With the firm seeking to expand its growth in Argentina, AirBnb says it’s received a warm welcome in the country, not just from potential hosts, but also from regional officials.
In April last year, the company signed a Memorandum of Understanding with Jujuy province, Bramati said, highlighting the work of the company’s Sustainable Tourism Office, which promotes alternative forms of authentic, local, sustainable tourism in cities worldwide.
“Local governments in Argentina have welcomed us with open doors,” Bramati told the Times.
Chris Lehane, Airbnb’s global head of policy and communications chief, said communities are at the heart of the firm’s operations when he visited Argentina for the Memorandum’s signing in April.
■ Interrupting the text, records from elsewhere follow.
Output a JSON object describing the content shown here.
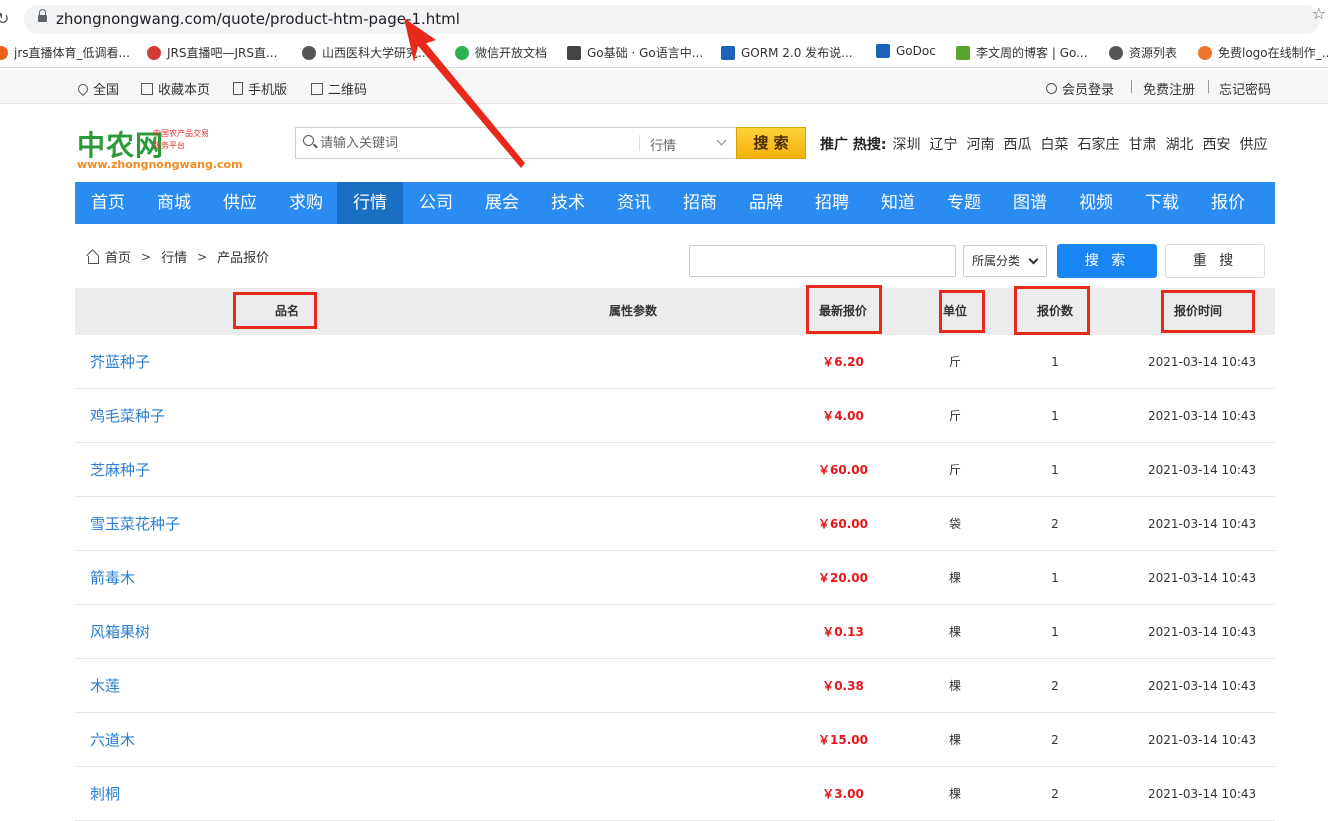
{
  "browser": {
    "url": "zhongnongwang.com/quote/product-htm-page-1.html",
    "bookmarks": [
      {
        "label": "jrs直播体育_低调看...",
        "color": "#e8631c"
      },
      {
        "label": "JRS直播吧—JRS直...",
        "color": "#d33a3a"
      },
      {
        "label": "山西医科大学研究...",
        "color": "#555555"
      },
      {
        "label": "微信开放文档",
        "color": "#2bb24c"
      },
      {
        "label": "Go基础 · Go语言中...",
        "color": "#444444"
      },
      {
        "label": "GORM 2.0 发布说...",
        "color": "#1d62b8"
      },
      {
        "label": "GoDoc",
        "color": "#1d62b8"
      },
      {
        "label": "李文周的博客 | Go...",
        "color": "#5aa52c"
      },
      {
        "label": "资源列表",
        "color": "#555555"
      },
      {
        "label": "免费logo在线制作_...",
        "color": "#f0732a"
      }
    ]
  },
  "topbar": {
    "location": "全国",
    "bookmark": "收藏本页",
    "mobile": "手机版",
    "qrcode": "二维码",
    "login": "会员登录",
    "register": "免费注册",
    "forgot": "忘记密码"
  },
  "header": {
    "logo_text": "中农网",
    "logo_domain": "www.zhongnongwang.com",
    "logo_slogan": "中国农产品交易服务平台",
    "search_placeholder": "请输入关键词",
    "search_category": "行情",
    "search_button": "搜 索",
    "hot_label": "推广 热搜:",
    "hot_words": [
      "深圳",
      "辽宁",
      "河南",
      "西瓜",
      "白菜",
      "石家庄",
      "甘肃",
      "湖北",
      "西安",
      "供应"
    ]
  },
  "nav": {
    "items": [
      "首页",
      "商城",
      "供应",
      "求购",
      "行情",
      "公司",
      "展会",
      "技术",
      "资讯",
      "招商",
      "品牌",
      "招聘",
      "知道",
      "专题",
      "图谱",
      "视频",
      "下载",
      "报价"
    ],
    "active": "行情"
  },
  "breadcrumb": [
    "首页",
    "行情",
    "产品报价"
  ],
  "filter": {
    "input_value": "",
    "select_value": "所属分类",
    "search_button": "搜 索",
    "reset_button": "重 搜"
  },
  "table": {
    "columns": [
      "品名",
      "属性参数",
      "最新报价",
      "单位",
      "报价数",
      "报价时间"
    ],
    "rows": [
      {
        "name": "芥蓝种子",
        "params": "",
        "price": "￥6.20",
        "unit": "斤",
        "count": "1",
        "time": "2021-03-14 10:43"
      },
      {
        "name": "鸡毛菜种子",
        "params": "",
        "price": "￥4.00",
        "unit": "斤",
        "count": "1",
        "time": "2021-03-14 10:43"
      },
      {
        "name": "芝麻种子",
        "params": "",
        "price": "￥60.00",
        "unit": "斤",
        "count": "1",
        "time": "2021-03-14 10:43"
      },
      {
        "name": "雪玉菜花种子",
        "params": "",
        "price": "￥60.00",
        "unit": "袋",
        "count": "2",
        "time": "2021-03-14 10:43"
      },
      {
        "name": "箭毒木",
        "params": "",
        "price": "￥20.00",
        "unit": "棵",
        "count": "1",
        "time": "2021-03-14 10:43"
      },
      {
        "name": "风箱果树",
        "params": "",
        "price": "￥0.13",
        "unit": "棵",
        "count": "1",
        "time": "2021-03-14 10:43"
      },
      {
        "name": "木莲",
        "params": "",
        "price": "￥0.38",
        "unit": "棵",
        "count": "2",
        "time": "2021-03-14 10:43"
      },
      {
        "name": "六道木",
        "params": "",
        "price": "￥15.00",
        "unit": "棵",
        "count": "2",
        "time": "2021-03-14 10:43"
      },
      {
        "name": "刺桐",
        "params": "",
        "price": "￥3.00",
        "unit": "棵",
        "count": "2",
        "time": "2021-03-14 10:43"
      }
    ]
  },
  "colors": {
    "nav_bg": "#2a8cf0",
    "nav_active": "#1a6fc4",
    "price_red": "#e5151a",
    "link_blue": "#2a7fd4",
    "annotation_red": "#e8291c"
  }
}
“One of our principles is to work with local authorities on policies that address the issue of commercial activities impacting specific parts of the community,” Lehane said, speaking to the Times.
Asked about gentrification and AirBnB’s response to community backlash over its activities in certain cities, particularly in southern Europe, Lehane recognised “over-tourism” as a genuine concern for communities.
“Tourism is going to be a big part of the economic sector so we need to ask ourselves: Are communities getting the return on investment that they need? Platforms like ours can really drive healthy tourism,” he added.
“We want to support the right kind of tourism that works for communities,” he said.